Mr. Maclean pushed open the lower half of the door and came down the concrete steps. He was middle-aged, tall and thin; he looked as eager and uncertain as his board. His profession was a frustrating one. The county abounded in work he had not been allowed to finish: exposed and rotting house-frames, houses that had begun with concrete and dressed wood and ended with mud walls and tree branches. Evidence of his compensating activities lay about the yard. In an open shed at the back a half-finished wheel stood amid shavings. Here and there Mr. Biswas saw goat droppings.

“What sort of business?” Mr. Maclean asked. He reached up and pulled a window open. It rattled and glittered; it was hung on the inside with strings of tin cups.

“Is about a house.”

“Oh.
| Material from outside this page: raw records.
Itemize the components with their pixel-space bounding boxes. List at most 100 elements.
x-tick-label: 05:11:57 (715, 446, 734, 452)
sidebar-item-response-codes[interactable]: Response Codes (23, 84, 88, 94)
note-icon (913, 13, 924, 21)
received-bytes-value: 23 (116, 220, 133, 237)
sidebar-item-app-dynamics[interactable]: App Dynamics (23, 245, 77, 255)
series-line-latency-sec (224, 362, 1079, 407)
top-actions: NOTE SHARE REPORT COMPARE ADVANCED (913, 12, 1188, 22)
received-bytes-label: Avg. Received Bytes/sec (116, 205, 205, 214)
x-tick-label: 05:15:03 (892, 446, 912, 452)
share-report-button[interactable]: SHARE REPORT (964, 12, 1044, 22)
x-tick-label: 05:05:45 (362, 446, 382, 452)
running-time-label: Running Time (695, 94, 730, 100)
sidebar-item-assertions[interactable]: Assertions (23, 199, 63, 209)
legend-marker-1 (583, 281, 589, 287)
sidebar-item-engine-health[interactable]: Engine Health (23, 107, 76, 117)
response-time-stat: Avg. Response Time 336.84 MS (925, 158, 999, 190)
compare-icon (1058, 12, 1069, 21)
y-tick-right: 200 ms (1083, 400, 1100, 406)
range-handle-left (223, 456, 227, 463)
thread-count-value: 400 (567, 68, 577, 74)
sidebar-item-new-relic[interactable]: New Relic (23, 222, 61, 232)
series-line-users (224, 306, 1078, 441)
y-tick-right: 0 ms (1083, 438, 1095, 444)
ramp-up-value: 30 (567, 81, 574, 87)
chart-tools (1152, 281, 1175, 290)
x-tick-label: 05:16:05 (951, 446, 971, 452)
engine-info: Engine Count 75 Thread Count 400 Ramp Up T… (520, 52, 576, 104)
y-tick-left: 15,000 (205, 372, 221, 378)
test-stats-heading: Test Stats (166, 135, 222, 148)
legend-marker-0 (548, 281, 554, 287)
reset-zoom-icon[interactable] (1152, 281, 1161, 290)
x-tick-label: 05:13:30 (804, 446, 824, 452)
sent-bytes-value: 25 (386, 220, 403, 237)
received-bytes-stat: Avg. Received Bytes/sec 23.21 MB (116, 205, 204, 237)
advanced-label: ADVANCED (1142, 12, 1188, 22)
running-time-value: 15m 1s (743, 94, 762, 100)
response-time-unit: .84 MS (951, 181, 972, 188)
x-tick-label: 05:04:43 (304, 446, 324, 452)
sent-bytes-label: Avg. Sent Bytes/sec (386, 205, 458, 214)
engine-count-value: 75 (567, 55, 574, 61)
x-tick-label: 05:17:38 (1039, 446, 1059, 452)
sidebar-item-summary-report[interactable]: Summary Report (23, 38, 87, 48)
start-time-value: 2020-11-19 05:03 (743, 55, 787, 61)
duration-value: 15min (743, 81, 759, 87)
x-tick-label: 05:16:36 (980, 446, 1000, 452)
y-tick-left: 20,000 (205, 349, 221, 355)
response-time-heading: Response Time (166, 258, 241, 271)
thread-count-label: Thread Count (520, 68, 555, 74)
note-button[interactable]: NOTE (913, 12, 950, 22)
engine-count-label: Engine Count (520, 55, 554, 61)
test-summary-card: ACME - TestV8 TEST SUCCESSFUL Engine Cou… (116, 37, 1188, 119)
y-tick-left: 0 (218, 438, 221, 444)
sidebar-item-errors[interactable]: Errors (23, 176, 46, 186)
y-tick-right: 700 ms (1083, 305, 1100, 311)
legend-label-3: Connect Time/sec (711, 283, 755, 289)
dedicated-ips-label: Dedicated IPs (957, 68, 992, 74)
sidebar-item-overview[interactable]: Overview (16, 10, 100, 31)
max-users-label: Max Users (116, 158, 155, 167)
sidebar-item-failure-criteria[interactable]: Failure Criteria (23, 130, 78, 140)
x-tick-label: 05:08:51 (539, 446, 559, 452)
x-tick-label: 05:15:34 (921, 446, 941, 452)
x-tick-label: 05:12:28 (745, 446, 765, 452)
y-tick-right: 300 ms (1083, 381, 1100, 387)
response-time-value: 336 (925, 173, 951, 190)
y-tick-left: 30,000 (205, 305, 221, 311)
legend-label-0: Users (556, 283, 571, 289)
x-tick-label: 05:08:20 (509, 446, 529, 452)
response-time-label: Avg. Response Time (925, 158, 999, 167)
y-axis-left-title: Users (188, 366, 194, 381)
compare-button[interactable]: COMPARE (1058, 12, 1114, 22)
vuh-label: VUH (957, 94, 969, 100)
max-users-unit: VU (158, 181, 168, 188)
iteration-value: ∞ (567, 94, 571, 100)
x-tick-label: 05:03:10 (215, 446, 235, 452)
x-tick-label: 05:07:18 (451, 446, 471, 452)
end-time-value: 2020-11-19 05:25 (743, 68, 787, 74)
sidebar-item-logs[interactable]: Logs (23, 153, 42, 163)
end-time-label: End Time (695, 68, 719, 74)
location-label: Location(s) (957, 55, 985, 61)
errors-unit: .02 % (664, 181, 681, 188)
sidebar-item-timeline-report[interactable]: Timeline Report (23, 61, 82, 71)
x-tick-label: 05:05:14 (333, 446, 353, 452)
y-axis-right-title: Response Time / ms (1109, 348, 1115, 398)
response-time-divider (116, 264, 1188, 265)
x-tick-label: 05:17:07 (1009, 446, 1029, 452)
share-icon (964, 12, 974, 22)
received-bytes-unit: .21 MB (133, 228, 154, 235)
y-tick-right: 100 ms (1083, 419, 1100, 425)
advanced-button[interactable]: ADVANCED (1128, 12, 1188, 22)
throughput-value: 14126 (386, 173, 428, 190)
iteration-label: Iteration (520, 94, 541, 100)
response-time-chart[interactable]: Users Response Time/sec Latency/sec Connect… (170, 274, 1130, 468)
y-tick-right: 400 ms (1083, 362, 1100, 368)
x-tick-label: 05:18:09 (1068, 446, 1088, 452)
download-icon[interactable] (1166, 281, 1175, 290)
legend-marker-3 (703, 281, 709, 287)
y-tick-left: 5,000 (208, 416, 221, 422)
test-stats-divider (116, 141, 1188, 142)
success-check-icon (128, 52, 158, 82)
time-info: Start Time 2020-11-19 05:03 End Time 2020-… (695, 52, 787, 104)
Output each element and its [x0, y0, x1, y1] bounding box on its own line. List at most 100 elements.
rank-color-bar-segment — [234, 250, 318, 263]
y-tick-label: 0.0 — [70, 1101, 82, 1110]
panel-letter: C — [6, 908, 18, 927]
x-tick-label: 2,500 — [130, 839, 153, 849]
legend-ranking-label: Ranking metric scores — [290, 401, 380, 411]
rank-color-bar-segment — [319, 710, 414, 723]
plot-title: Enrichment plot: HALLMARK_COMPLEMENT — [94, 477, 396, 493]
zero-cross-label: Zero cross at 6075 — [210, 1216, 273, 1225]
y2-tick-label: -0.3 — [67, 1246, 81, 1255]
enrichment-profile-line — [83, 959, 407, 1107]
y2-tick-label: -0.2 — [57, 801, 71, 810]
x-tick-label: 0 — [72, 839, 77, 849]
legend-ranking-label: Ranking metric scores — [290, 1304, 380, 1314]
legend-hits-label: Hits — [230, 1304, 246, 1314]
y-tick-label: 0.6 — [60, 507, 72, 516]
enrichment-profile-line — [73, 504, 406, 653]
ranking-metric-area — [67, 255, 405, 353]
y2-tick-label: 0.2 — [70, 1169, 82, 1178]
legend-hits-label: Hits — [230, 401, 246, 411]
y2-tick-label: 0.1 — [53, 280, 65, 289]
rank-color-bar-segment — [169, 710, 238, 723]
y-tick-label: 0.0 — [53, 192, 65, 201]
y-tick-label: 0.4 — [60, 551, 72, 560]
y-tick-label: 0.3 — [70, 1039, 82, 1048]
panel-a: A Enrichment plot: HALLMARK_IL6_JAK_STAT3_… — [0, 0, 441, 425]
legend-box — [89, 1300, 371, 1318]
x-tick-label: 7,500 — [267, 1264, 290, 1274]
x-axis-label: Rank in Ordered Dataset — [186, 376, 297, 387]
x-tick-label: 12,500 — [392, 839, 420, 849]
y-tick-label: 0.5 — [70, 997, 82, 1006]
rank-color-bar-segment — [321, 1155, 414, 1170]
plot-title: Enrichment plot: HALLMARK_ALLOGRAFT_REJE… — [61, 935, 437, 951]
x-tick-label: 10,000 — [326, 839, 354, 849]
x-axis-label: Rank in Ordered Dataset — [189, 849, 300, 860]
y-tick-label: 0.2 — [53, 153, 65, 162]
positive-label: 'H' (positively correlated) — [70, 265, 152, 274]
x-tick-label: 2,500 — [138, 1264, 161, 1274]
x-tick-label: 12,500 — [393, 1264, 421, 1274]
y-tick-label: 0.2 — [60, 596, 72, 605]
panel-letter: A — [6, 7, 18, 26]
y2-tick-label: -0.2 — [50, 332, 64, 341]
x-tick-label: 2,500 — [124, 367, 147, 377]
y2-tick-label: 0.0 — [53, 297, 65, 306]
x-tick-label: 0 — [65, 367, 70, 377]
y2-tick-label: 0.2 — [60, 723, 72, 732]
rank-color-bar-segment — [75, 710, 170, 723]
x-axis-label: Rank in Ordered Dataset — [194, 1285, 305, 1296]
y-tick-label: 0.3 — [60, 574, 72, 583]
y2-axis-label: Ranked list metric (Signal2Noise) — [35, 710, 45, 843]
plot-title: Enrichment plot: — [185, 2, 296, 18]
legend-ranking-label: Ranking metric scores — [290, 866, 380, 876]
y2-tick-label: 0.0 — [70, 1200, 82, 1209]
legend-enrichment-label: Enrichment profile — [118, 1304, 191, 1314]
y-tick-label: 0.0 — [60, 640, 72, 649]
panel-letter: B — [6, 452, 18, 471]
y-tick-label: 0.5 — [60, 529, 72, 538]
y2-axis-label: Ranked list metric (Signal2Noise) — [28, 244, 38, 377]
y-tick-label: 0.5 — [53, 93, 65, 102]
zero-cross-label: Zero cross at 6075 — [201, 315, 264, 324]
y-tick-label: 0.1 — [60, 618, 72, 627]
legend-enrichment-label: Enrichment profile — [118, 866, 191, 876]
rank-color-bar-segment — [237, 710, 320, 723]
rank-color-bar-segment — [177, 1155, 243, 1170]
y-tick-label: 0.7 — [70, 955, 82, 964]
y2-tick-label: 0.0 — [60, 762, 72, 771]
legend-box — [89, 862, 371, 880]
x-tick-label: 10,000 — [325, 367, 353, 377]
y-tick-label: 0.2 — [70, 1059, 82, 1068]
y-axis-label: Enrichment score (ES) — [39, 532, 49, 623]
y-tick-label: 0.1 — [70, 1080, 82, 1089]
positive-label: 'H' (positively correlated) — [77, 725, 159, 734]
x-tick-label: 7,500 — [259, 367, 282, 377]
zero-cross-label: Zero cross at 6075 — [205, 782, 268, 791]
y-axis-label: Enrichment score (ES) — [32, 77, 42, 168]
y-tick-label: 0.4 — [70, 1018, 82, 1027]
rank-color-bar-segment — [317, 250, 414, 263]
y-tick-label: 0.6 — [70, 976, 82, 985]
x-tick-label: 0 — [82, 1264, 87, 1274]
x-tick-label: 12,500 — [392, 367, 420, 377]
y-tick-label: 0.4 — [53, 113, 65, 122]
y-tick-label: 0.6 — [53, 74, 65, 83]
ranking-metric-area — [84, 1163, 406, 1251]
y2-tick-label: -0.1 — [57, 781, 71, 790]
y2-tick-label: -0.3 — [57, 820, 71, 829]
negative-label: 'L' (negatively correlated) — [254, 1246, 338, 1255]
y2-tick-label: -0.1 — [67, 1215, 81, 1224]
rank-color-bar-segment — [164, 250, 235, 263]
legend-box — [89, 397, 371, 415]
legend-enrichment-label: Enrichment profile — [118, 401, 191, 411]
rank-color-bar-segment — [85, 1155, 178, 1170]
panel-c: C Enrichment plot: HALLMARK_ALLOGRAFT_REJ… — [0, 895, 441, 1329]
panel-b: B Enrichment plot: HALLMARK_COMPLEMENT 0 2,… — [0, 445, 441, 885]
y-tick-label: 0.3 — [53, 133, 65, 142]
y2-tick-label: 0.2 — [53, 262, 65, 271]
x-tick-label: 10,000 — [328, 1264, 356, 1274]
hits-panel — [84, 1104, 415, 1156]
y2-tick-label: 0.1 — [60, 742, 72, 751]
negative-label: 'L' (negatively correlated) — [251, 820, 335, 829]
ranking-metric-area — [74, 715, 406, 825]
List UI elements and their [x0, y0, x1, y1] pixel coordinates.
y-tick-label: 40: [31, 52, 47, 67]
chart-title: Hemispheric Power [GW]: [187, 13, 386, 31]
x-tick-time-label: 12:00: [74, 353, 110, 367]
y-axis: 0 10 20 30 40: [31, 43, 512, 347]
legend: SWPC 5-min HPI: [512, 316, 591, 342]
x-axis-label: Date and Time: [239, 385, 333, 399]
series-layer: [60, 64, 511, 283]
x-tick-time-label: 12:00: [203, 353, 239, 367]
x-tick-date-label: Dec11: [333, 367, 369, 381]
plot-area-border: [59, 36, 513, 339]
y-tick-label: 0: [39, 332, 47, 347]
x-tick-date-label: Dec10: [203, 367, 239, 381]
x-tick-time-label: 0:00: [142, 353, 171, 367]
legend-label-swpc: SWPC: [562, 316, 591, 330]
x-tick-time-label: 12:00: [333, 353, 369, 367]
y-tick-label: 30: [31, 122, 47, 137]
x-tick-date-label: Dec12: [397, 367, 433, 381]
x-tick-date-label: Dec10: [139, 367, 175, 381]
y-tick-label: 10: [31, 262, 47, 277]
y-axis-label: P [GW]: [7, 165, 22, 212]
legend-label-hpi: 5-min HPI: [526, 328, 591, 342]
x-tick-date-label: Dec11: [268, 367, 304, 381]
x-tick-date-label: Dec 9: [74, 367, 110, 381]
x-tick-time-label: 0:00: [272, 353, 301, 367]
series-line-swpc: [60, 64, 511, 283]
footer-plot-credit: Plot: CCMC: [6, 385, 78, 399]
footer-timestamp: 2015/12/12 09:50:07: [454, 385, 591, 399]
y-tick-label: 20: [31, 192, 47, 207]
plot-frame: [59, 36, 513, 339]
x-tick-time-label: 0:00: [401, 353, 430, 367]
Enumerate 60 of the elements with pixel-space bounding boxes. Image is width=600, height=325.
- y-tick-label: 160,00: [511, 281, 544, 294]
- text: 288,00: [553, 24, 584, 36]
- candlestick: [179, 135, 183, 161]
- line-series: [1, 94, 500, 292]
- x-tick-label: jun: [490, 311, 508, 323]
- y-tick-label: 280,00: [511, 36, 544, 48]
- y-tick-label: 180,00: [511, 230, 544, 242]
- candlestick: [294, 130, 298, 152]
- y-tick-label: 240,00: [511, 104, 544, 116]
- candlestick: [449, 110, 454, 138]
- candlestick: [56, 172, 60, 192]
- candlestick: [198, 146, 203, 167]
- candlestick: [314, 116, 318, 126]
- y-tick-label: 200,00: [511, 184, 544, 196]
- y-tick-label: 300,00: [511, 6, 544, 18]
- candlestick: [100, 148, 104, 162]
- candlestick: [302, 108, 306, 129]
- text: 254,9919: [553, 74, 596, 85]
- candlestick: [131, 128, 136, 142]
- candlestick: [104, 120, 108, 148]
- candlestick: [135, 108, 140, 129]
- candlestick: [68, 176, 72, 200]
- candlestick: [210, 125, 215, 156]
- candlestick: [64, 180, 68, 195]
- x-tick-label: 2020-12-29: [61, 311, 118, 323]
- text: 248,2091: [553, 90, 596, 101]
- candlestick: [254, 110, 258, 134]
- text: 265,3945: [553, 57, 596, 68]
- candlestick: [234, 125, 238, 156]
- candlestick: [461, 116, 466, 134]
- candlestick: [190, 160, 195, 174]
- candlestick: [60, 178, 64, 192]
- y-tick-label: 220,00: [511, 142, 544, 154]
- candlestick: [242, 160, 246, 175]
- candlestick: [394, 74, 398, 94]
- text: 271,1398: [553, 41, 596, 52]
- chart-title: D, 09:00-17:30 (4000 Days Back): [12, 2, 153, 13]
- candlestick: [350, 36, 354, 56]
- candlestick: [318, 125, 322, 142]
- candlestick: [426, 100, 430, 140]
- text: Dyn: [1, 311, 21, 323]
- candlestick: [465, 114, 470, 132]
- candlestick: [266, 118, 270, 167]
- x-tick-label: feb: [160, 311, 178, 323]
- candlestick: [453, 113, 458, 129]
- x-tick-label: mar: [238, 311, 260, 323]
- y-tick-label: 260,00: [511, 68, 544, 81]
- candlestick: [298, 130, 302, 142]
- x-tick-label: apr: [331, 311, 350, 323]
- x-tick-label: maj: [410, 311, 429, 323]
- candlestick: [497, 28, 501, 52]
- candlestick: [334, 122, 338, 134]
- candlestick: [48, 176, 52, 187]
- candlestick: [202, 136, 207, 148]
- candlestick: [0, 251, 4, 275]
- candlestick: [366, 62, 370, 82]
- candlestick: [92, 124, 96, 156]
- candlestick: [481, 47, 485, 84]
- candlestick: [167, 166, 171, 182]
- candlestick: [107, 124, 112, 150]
Repairs?”

“Not exactly. It ain’t build yet. As a matter of fact-”

“Georgie!” Mrs. Maclean shouted. “Come and see what that damn mongoose do again.”

Mr. Maclean went to the back of the house. Mr. Biswas heard him mumbling evenly. “Damn nuisance,” he said, coming back, striking his trousers with a switch. “So, you want me to build a house for you?”

Mr. Biswas mistook his wariness for sarcasm and said defensively, “Is not a mansion.”

“That is a blessing. Too much people putting up mansion these days. You ever had a close look at the County Road?” He paused. “Upstairs house?”